Topic Last Modified: 2011-03-02
The metropolitan site resiliency topology can include different types of server roles, as follows.
Front End Pool
This pool hosts all Lync Server users. Each site, North and South, contains four identically configured Front End Servers. The Back-End Database is deployed as two Active/Passive SQL Server 2008 geographically dispersed cluster nodes, running on the Windows Server 2008 R2 Failover Clustering service. Synchronous data replication is required between the two Back-End Database Servers.
In our test topology, the Mediation Server was collocated with Front End Server.

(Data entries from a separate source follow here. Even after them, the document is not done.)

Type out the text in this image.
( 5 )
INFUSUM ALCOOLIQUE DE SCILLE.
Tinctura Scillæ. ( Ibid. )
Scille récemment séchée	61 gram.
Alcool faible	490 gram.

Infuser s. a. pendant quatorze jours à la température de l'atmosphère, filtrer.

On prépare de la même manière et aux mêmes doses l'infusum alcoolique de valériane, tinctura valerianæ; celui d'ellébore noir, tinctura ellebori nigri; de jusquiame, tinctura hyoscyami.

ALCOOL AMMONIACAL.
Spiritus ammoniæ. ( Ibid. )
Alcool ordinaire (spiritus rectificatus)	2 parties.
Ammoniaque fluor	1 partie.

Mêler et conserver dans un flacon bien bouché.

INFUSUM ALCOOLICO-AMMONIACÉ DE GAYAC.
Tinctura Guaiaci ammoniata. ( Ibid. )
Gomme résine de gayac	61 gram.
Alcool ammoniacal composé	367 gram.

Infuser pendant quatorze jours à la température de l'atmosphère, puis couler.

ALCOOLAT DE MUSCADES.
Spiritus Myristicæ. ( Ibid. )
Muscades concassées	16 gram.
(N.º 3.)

Topologies with stand-alone Mediation Server are also supported.
Our test topology used DNS load balancing to balance the SIP traffic in the pool, with hardware load balancers deployed for the HTTP traffic.
Topologies that use only hardware load balancers to balance all types of traffic are also supported for site resiliency.
A/V Conferencing Pool
We deployed a single A/V Conferencing pool with four A/V Conferencing Servers, two in each site.

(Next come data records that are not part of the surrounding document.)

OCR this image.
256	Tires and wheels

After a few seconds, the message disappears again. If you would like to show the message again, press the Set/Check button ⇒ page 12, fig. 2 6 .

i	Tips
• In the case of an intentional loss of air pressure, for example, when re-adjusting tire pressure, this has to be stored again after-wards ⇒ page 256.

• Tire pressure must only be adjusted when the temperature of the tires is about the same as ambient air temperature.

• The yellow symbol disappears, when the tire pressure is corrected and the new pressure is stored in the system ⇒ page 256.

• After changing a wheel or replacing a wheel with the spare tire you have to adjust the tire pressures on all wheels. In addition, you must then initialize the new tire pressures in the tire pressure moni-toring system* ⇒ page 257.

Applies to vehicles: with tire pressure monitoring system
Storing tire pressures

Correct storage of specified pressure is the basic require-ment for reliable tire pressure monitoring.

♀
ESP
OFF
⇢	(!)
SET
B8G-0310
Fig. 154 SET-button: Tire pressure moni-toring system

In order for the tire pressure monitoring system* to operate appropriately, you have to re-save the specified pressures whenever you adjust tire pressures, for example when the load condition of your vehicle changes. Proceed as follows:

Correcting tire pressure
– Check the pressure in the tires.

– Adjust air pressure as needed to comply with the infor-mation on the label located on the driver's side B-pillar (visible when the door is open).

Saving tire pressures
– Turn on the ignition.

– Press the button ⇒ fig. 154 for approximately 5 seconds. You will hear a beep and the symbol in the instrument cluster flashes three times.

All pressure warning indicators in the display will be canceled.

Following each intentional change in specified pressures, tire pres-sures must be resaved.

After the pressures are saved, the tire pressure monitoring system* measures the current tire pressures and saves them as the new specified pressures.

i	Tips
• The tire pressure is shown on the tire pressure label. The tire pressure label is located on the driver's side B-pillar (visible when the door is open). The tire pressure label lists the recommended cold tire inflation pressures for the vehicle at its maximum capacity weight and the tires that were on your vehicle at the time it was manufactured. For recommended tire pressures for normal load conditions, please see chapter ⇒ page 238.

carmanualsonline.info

We deployed a single Director pool with four Directors, two in each site.
The Edge Servers ran all services (Access Edge service, A/V Conferencing Edge service, and Web Conferencing Edge service), but we tested them only for remote-user scenarios. Federation and public IM connectivity are beyond the scope of this document.
We recommend DNS load balancing for your Edge pool, but we also support using hardware load balancers. If you use hardware load balancers for the Edge pool, the hardware load balancer at one site serves as the primary load balancer and responds to requests with the virtual IP address of the appropriate Edge service. If the primary load balancer is unavailable, the secondary hardware load balancer at the other site would take over. Each site has its own IP subnet; perimeter networks were not stretched across the North and South sites.
Group Chat Servers
Each site hosts both a Channel service and a Lookup service, but these services can be active in only one of the sites at a time. The Channel service and the Lookup service in the other site must be stopped or disabled. In the event of site failover, manual intervention is required to start these services at the failover site.
Each site also hosts a Compliance Server, but only one of these servers can be active at a time. In the event of site failover and failback, manual intervention is required to restore the service. For details, see Backing Up the Compliance Server in the Operations documentation.
We deployed the Group Chat back-end database as two Active/Passive SQL Server 2008 geographically dispersed cluster nodes running on top of Windows Server 2008 R2 Failover Clustering. Data replication between the two back-end database servers must be synchronous. A single database instance is used for both Group Chat and compliance data.
Monitoring Server and Archiving Server
For Monitoring Server and Archiving Server, we recommend a hot standby deployment. Deploy these server roles in both sites, on a single server in each site. Only one of these servers is active, and the pools in your deployment are all associated with that active server. The other server is deployed and installed, but not associated with any pool.
If the primary server becomes unavailable, you use Topology Builder to manually associate the pools with the standby server, which then becomes the primary server.
File Server Cluster
We deployed a file server as a two-node geographically dispersed cluster resource using Windows Server 2008 R2 Failover Clustering. Synchronous data replication was required. Any Lync Server function that requires a file share and is split across the two sites must use this file share cluster. This includes the following:
- Meeting content location
- Meeting metadata location
- Meeting archive location
- Address Book Server file store
- Application data store
- Client Update data store
- Group Chat compliance file repository
- Group Chat upload files location
A reverse proxy server is deployed at each site. In our test topology, these servers ran Microsoft Forefront Threat Management Gateway. Each server running Microsoft Forefront Threat Management Gateway ran independently of one another. A hardware load balancer was deployed at each site.